Literary artist Sasha Stiles, who has been collaborating with GPT language models since 2018, says she customizes her datasets with a “compendium of training materials” that started with drafts of her manuscript and all of her “human poetry.” She then added research notes, reference material and inspiring literature.
“Tucked in there [were] poems and essays that were germane to the things that I was writing about,” Stiles said. “There are excerpts from T.S. Eliot, there are passages from Whitman and Dickinson and there's actually little bits and pieces from various news articles as well.”
Stiles added that working with an AI language model was like “taking all the things that were swirling in my head when I was working on my manuscript, putting them into a system and using algorithms to synthesize them.”
With every medium, the quality of an artist’s dataset matters in order to produce the best outcome, but for musicians in particular, audio quality is of high importance. “When a producer or artist uses a model, it's essential to understand that the input voice quality is vital,” said Geraldo Ramos, CEO of Moises, an app that lets musicians build a customized library of songs. “If the singer performs poorly, the output will be as bad as the input.”
Letting AI stretch you artistically
Despite the expected $42.6 billion being poured into generative AI investments today, artistic collaborations with AI are still experimental.
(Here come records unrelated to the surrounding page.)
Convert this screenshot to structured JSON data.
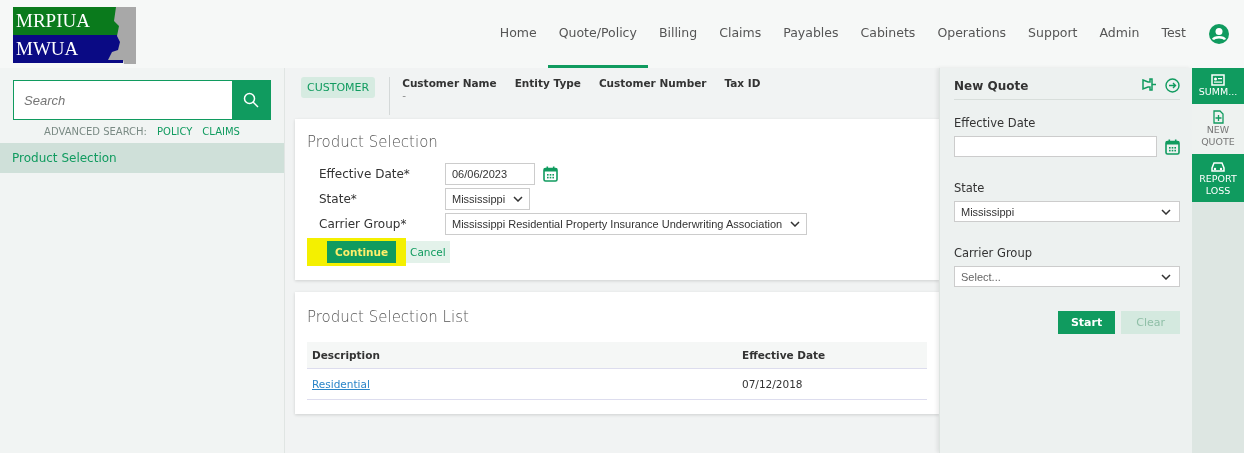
{
  "logo": {
    "line_1": "MRPIUA",
    "line_2": "MWUA"
  },
  "nav": [
    {
      "label": "Home",
      "selected": false
    },
    {
      "label": "Quote/Policy",
      "selected": true
    },
    {
      "label": "Billing",
      "selected": false
    },
    {
      "label": "Claims",
      "selected": false
    },
    {
      "label": "Payables",
      "selected": false
    },
    {
      "label": "Cabinets",
      "selected": false
    },
    {
      "label": "Operations",
      "selected": false
    },
    {
      "label": "Support",
      "selected": false
    },
    {
      "label": "Admin",
      "selected": false
    },
    {
      "label": "Test",
      "selected": false
    }
  ],
  "sidebar": {
    "search": {
      "placeholder": "Search"
    },
    "advanced_label": "ADVANCED SEARCH:",
    "advanced_links": [
      "POLICY",
      "CLAIMS"
    ],
    "items": [
      {
        "label": "Product Selection",
        "selected": true
      }
    ]
  },
  "customer_bar": {
    "badge": "CUSTOMER",
    "fields": [
      {
        "label": "Customer Name",
        "value": "-"
      },
      {
        "label": "Entity Type"
      },
      {
        "label": "Customer Number"
      },
      {
        "label": "Tax ID"
      }
    ]
  },
  "product_selection": {
    "title": "Product Selection",
    "effective_date_label": "Effective Date*",
    "effective_date": "06/06/2023",
    "state_label": "State*",
    "state": "Mississippi",
    "carrier_label": "Carrier Group*",
    "carrier": "Mississippi Residential Property Insurance Underwriting Association",
    "continue": "Continue",
    "cancel": "Cancel"
  },
  "product_list": {
    "title": "Product Selection List",
    "columns": [
      "Description",
      "Effective Date"
    ],
    "rows": [
      {
        "description": "Residential",
        "effective_date": "07/12/2018"
      }
    ]
  },
  "new_quote": {
    "title": "New Quote",
    "effective_date_label": "Effective Date",
    "state_label": "State",
    "state": "Mississippi",
    "carrier_label": "Carrier Group",
    "carrier_placeholder": "Select...",
    "start": "Start",
    "clear": "Clear"
  },
  "rail": [
    {
      "kind": "filled",
      "label": "SUMM..."
    },
    {
      "kind": "plain",
      "label": "NEW QUOTE"
    },
    {
      "kind": "filled",
      "label": "REPORT LOSS"
    }
  ]
}
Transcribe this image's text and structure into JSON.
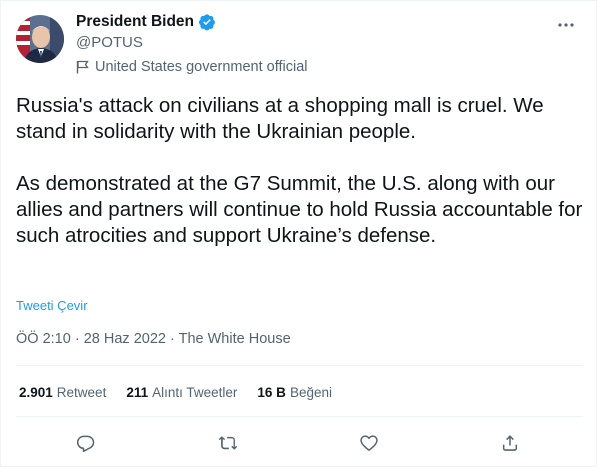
{
  "author": {
    "name": "President Biden",
    "handle": "@POTUS",
    "label": "United States government official"
  },
  "tweet": {
    "text": "Russia's attack on civilians at a shopping mall is cruel. We stand in solidarity with the Ukrainian people.\n\nAs demonstrated at the G7 Summit, the U.S. along with our allies and partners will continue to hold Russia accountable for such atrocities and support Ukraine’s defense.",
    "translate_label": "Tweeti Çevir",
    "time": "ÖÖ 2:10",
    "date": "28 Haz 2022",
    "separator": "·",
    "source": "The White House"
  },
  "stats": {
    "retweets": {
      "count": "2.901",
      "label": "Retweet"
    },
    "quotes": {
      "count": "211",
      "label": "Alıntı Tweetler"
    },
    "likes": {
      "count": "16 B",
      "label": "Beğeni"
    }
  },
  "icons": {
    "verified": "verified-badge-icon",
    "label_flag": "flag-icon",
    "more": "more-horizontal-icon",
    "reply": "reply-bubble-icon",
    "retweet": "retweet-icon",
    "like": "heart-icon",
    "share": "share-upload-icon"
  },
  "colors": {
    "accent": "#1d9bf0",
    "text_primary": "#0f1419",
    "text_secondary": "#536471",
    "divider": "#eff3f4"
  }
}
Curating and refining an AI data set requires an understanding of machine learning, attention to detail, lots of patience and ample curiosity.
While AI offers incredible opportunities for creatives, some continue to voice concerns about its use cases, arguing that AI cannot replace human emotion, nor the connection formed between artists and fans. But if you do want to collaborate with AI in ways that respect your craft while evolving your work, crafting your own data set is a great way to start.